The husband of the key witness in the domestic violence case against Ross Mirkarimi has alleged that the sheriff and his wife repeatedly encouraged them to destroy evidence supporting the case.
In a guest essay published Tuesday in the San Francisco Chronicle, Abraham Mertens alleged that Mirkarimi and his wife Eliana Lopez urged him and his wife Ivory Madison to destroy the videotape in which Madison documented the bruises the sheriff allegedly gave Lopez during a New Year’s Day incident.
Mertens said the couple and its legal team had spent the past two months trying to discredit his wife, the CEO of the online book retailer Red Room. Three days after Lopez came to the couple’s home for help and showed them bruises allegedly caused by Mirkarimi, he said Lopez “pressured” him to destroy evidence and lie to police.
During that phone call, Mertens said, it sounded as if Mirkarimi was in the background. Lopez also repeatedly called Madison and demanded that she destroy the videotape, her husband wrote.
“I’m an attorney, but even if I were not, I would not destroy evidence, obstruct justice or lie to the police, and neither would my wife,” he wrote. “Our criminal justice system can work only if most people follow the law and tell the truth to law enforcement.”

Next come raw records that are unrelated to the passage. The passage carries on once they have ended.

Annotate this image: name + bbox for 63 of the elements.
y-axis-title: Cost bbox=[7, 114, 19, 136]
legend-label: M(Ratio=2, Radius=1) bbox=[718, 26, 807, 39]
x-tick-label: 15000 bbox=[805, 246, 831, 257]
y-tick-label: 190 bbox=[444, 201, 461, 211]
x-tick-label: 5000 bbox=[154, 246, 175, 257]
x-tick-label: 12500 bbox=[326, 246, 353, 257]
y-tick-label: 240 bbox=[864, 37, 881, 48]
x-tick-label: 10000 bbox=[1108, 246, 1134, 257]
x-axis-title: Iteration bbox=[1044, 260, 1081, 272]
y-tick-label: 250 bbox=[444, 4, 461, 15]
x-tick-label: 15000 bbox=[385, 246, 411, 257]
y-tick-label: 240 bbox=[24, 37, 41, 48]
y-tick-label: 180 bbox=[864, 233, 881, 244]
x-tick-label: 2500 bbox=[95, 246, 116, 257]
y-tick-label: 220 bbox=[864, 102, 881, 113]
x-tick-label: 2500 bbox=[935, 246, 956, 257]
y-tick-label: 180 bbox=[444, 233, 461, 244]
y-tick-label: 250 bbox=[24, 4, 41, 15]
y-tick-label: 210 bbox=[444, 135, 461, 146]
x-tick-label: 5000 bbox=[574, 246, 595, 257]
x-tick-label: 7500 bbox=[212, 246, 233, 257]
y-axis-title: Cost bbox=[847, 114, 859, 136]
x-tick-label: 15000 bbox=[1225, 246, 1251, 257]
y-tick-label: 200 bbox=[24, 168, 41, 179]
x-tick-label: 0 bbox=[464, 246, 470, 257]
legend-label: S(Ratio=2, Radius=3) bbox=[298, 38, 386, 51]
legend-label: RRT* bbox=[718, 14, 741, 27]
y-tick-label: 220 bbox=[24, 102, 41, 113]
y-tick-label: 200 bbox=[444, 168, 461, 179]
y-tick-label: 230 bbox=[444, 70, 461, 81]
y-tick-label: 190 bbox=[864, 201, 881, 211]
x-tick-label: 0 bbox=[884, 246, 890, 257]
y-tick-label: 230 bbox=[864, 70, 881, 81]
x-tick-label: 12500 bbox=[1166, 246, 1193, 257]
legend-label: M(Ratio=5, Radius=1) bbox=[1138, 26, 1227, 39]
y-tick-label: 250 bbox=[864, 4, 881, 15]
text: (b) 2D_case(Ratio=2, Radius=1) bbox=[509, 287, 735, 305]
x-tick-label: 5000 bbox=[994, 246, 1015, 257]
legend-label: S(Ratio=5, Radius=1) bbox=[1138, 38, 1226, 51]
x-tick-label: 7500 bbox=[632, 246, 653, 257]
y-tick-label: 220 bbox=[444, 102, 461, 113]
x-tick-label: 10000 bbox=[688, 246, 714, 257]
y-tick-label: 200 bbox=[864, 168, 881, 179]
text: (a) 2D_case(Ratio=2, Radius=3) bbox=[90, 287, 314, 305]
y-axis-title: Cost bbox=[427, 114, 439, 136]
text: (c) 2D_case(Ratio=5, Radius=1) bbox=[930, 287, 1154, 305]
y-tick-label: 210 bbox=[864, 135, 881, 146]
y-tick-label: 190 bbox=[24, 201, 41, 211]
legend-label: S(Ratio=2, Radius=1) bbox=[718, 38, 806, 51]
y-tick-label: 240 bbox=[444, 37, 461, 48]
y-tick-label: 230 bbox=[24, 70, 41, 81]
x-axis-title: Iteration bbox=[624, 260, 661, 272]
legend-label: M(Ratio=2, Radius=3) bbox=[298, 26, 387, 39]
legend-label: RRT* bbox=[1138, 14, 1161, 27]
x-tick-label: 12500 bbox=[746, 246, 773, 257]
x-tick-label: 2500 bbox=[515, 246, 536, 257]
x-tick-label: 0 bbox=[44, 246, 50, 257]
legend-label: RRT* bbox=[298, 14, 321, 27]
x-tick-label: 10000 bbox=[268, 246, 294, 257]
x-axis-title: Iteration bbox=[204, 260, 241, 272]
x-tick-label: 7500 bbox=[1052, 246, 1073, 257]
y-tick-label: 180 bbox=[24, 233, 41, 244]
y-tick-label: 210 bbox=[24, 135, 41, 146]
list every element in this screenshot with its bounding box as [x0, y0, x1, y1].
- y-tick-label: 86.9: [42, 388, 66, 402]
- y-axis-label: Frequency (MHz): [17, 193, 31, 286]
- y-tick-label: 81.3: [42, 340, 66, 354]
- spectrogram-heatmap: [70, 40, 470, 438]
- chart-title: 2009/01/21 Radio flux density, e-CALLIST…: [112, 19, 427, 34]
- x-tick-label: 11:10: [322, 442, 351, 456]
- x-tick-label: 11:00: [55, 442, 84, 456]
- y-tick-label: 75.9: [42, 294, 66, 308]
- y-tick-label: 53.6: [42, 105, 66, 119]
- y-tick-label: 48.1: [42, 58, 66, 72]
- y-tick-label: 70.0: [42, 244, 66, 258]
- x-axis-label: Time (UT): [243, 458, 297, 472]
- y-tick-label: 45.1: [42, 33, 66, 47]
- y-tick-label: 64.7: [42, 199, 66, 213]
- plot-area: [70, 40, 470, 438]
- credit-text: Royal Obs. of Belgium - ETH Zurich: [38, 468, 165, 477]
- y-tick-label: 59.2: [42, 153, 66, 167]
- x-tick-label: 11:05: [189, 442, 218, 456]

Lopez’s attorney, Paula Canny, denounced the allegations at a Tuesday press conference. She said Lopez denied all accusations of wrongdoing and illegal activity.
Mertens wrote that the efforts by Lopez and Mirkarimi to discredit his wife prompted him to hire his own counsel and send a cease and desist order asking Canny to retract arguments made in court that conversations between Lopez and Madison were subject to attorney-client privilege. Although Madison attended law school, she is not licensed to practice law.